Grantully Castle 2 was built in 1910 by Barclay, Curle and Co. at Glasgow with a tonnage of 7612grt, a length of 450ft 7in, a beam of 54ft 4in and a service speed of 13 knots. Together with her sister, the Garth Castle, she was one of the last pair ordered under the personal supervision of Sir Donald Currie who died on 23rd April 1909 at the age of 83. In January 1915 she was being used as a troopship and while at Mudros during the Gallipoli campaign, in company with the Alnwick Castle, and Balmoral Castle, was held for five weeks from 18th March when the troops, because of mines, were unable to force the Dardanelles straits until 23rd April when they eventually landed to oppose a re-inforced Turkish army. She left the Dardanelles on 1st May 1915 for Malta where she was commissioned as a hospital ship with 552 beds. She reverted to Union-Castle on 11th March 1919 and served for a further 20 years before being broken up in 1939.
Paquebots de l'Union Castle aux quais de l'East India Docks (sur la Tamise, à l'est de Londres) en 1902.

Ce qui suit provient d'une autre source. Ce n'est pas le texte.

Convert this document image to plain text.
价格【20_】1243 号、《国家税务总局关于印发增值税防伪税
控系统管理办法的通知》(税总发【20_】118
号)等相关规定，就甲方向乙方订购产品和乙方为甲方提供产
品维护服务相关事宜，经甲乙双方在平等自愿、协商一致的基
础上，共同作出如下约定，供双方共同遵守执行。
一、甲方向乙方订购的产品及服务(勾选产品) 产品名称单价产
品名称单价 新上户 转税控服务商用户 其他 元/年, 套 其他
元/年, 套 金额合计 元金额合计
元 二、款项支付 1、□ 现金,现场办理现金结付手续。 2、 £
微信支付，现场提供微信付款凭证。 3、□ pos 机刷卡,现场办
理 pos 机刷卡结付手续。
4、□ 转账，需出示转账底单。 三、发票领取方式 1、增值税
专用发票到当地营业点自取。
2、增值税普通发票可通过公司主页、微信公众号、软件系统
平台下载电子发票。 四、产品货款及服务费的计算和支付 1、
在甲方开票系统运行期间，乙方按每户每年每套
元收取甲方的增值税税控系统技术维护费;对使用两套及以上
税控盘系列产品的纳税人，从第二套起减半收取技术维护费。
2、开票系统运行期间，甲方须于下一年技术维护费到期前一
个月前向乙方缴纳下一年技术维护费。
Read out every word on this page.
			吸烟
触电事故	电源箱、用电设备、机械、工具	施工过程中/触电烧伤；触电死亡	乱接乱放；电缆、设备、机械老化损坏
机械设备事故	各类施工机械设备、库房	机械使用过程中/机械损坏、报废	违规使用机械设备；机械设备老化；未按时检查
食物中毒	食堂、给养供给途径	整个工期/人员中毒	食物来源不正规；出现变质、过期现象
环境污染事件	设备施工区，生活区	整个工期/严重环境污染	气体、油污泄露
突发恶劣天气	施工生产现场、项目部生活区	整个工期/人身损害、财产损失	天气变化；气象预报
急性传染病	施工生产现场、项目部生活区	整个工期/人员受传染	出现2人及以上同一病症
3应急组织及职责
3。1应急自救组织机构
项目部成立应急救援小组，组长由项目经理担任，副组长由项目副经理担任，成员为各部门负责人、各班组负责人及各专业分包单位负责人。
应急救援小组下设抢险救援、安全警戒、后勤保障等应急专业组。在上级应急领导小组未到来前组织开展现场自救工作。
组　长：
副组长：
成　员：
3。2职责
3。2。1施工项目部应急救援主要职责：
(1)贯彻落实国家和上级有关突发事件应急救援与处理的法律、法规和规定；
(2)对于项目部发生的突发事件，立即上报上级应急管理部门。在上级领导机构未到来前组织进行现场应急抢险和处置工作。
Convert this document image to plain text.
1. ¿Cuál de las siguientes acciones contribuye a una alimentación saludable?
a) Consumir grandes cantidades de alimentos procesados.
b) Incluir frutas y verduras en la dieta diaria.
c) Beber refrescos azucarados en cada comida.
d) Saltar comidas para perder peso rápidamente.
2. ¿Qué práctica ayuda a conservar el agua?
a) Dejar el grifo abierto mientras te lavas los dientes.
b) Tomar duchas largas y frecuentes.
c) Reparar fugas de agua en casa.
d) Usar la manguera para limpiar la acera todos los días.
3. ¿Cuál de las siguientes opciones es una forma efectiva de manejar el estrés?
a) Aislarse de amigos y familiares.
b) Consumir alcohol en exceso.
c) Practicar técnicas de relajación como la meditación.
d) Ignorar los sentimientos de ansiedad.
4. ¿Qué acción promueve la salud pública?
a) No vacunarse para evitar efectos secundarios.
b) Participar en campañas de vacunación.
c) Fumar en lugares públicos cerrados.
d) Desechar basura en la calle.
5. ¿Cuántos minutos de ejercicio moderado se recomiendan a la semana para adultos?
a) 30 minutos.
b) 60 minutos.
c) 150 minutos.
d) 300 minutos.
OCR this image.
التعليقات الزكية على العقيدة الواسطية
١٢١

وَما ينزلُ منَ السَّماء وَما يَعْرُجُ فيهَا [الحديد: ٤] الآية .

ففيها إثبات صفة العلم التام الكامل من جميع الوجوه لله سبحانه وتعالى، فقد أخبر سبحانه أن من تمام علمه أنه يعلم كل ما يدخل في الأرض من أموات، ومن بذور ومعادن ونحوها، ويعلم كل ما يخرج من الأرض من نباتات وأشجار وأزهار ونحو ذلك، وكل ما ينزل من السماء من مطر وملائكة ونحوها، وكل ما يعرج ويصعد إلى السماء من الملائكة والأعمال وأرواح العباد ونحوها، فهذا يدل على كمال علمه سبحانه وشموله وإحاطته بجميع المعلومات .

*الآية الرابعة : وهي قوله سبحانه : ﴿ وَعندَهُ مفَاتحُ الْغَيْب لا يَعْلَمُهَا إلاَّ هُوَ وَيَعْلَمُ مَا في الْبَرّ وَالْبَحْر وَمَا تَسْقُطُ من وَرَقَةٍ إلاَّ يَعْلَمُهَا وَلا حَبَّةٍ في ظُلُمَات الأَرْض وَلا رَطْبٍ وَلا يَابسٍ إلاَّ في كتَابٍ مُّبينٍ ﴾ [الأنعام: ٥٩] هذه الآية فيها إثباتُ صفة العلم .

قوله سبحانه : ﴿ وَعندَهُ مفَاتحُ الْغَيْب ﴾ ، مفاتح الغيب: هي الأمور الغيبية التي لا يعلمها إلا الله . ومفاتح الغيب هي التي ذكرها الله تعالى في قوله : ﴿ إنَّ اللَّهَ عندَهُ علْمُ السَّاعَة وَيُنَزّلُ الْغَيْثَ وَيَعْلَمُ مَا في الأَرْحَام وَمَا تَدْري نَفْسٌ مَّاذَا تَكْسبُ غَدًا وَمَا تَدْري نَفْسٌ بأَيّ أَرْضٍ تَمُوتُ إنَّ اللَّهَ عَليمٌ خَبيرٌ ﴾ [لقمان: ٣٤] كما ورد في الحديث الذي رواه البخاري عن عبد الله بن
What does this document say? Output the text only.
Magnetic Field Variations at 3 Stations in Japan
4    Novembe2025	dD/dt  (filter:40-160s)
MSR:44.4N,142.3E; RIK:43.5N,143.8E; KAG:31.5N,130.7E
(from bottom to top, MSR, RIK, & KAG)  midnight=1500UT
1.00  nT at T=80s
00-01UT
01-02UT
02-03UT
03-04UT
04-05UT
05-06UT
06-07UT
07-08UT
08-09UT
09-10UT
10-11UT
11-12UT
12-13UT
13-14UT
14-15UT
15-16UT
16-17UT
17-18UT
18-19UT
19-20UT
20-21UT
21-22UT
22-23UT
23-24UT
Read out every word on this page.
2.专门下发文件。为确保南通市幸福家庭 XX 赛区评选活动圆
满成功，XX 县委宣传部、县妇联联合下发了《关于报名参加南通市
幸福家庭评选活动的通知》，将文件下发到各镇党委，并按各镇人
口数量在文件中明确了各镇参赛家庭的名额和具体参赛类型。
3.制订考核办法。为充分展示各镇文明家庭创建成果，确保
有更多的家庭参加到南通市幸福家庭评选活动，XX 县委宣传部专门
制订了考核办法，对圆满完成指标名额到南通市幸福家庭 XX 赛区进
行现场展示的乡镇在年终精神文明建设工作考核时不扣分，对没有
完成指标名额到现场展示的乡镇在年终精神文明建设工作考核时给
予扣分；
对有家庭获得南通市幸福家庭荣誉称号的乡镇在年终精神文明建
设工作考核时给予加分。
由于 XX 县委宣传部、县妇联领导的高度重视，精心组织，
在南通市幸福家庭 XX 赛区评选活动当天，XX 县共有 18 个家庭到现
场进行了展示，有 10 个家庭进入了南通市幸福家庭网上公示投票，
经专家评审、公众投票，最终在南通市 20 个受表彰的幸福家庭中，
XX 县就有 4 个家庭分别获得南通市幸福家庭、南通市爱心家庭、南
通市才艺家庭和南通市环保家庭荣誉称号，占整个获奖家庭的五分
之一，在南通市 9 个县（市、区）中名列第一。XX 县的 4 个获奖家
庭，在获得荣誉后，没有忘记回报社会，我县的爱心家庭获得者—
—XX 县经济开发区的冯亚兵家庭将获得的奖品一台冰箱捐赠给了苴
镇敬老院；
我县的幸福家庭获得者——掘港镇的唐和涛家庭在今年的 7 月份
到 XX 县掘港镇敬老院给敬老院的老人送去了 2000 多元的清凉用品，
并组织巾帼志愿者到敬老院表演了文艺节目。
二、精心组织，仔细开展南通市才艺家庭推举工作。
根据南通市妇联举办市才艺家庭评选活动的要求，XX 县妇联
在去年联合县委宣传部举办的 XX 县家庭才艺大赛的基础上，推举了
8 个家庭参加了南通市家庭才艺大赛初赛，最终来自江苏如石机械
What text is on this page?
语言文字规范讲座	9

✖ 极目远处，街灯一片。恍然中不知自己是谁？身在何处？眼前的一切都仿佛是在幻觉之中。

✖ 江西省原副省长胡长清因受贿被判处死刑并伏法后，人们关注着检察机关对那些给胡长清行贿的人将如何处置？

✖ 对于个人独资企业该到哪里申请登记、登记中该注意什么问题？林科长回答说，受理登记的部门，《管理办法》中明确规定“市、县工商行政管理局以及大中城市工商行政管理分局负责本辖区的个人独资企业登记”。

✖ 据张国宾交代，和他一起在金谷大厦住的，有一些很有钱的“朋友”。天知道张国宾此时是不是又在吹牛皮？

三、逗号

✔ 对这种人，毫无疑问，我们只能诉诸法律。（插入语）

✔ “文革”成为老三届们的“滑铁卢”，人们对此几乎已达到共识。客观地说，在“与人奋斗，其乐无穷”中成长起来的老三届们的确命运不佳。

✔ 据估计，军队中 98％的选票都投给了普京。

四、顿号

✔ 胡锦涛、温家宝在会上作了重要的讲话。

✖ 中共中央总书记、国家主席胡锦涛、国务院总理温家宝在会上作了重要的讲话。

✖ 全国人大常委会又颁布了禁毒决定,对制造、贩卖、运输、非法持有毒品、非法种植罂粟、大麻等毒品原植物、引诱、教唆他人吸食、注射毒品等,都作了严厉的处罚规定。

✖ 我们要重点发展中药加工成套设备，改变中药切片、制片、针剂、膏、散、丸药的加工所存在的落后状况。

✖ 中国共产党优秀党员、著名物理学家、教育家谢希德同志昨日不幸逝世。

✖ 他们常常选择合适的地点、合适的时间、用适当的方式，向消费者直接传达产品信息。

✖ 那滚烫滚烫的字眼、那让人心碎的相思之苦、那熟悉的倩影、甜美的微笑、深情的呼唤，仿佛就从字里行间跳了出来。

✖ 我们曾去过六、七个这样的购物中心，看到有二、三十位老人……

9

L'Union-Castle Line est l'une des plus importantes compagnies de navigation britanniques. Elle transporta passagers et marchandises entre l'Europe et l'Afrique de 1900 à 1977. Elle est le fruit de la fusion de Union Line et Castle Shipping Line. La compagnie s'associera à Bullard King and Clan Line en 1956 pour former International Liner Services mais maintiendra son identité propre jusqu'à la fin de ses activités maritimes en 1977.

The Union-Castle Line was a prominent British shipping line that operated a fleet of passenger liners and cargo ships between Europe and Africa from 1900 to 1977. It was formed from the merger of the Union Line and Castle Shipping Line. It merged with Bullard King and Clan Line in 1956 to form British & Commonwealth Shipping, and then with South African Marine Corporation in 1973 to create International Liner Services, but maintained its separate identity throughout. Its shipping operations ceased in 1977.